Agnete Kirk Thinggaard

Personal information
- Born: Agnete Kirk Kristiansen 18 May 1983 (age 43)
- Education: Aarhus University
- Spouse: Claus Thinggaard ​ ​(m. 2008; div. 2022)​
- Children: 3
- Parent: Kjeld Kirk Kristiansen
- Relatives: Ole Kirk Christiansen (great-grandfather); Sofie Kirk Kristiansen (sister); Thomas Kirk Kristiansen (brother);

Medal record
Equestrian
Representing Denmark
European Championships
| Silver medal – second place | 2017 Gothenburg | Team dressage |

= Agnete Kirk Thinggaard =

Danish dressage rider

Agnete Kirk Thinggaard (: Kristiansen; born 18 May 1983) is a Danish Olympic dressage rider. Representing Denmark, she competed at the 2016 Summer Olympics in Rio de Janeiro where she finished 26th in the individual and 6th in the team competition.
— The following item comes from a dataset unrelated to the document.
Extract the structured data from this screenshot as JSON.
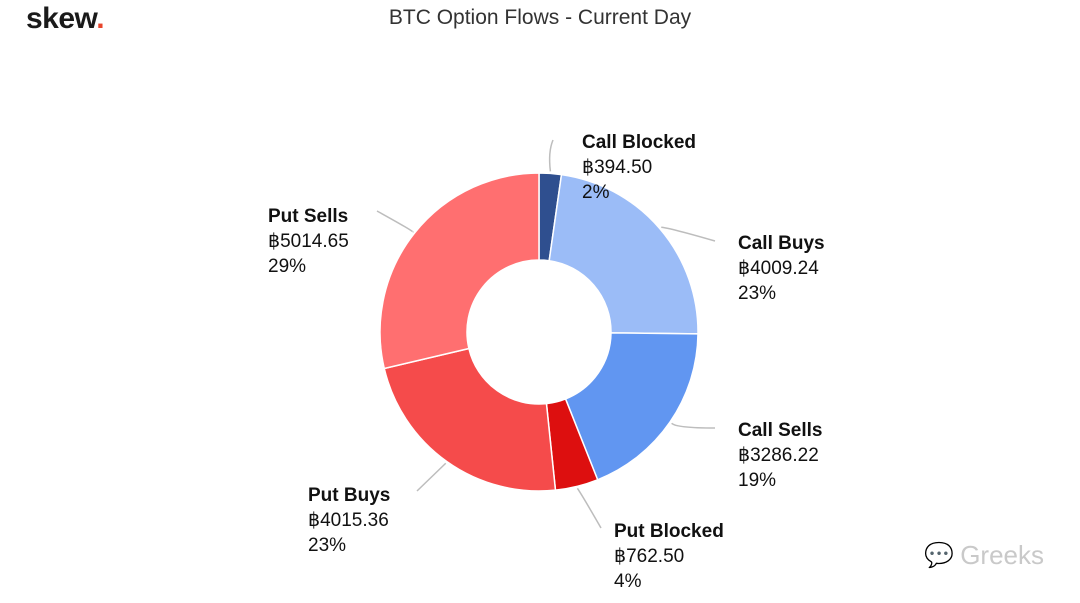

Kirk Thinggaard also competed at two editions of Dressage World Cup finals (in 2015 and 2016), achieving 11th and 9th place, respectively. Through 2020, she had made 103 starts in FEI-recognized events.

She is the youngest daughter of former Lego CEO Kjeld Kirk Kristiansen, the granddaughter of Godtfred Kirk Christiansen and great-granddaughter of the company founder Ole Kirk Christiansen. Together with her father, sister Sofie and brother Thomas, they split ownership of a 75% stake in the company. According to Forbes, her net worth was estimated at $8 billion as of 2021. According to Olympedia, she may be the wealthiest Olympian of all time.

She married Claus Thinggaard in 2008 with whom she has three daughters. The couple divorced in 2022. She has a bachelor's degree in psychology from Aarhus University.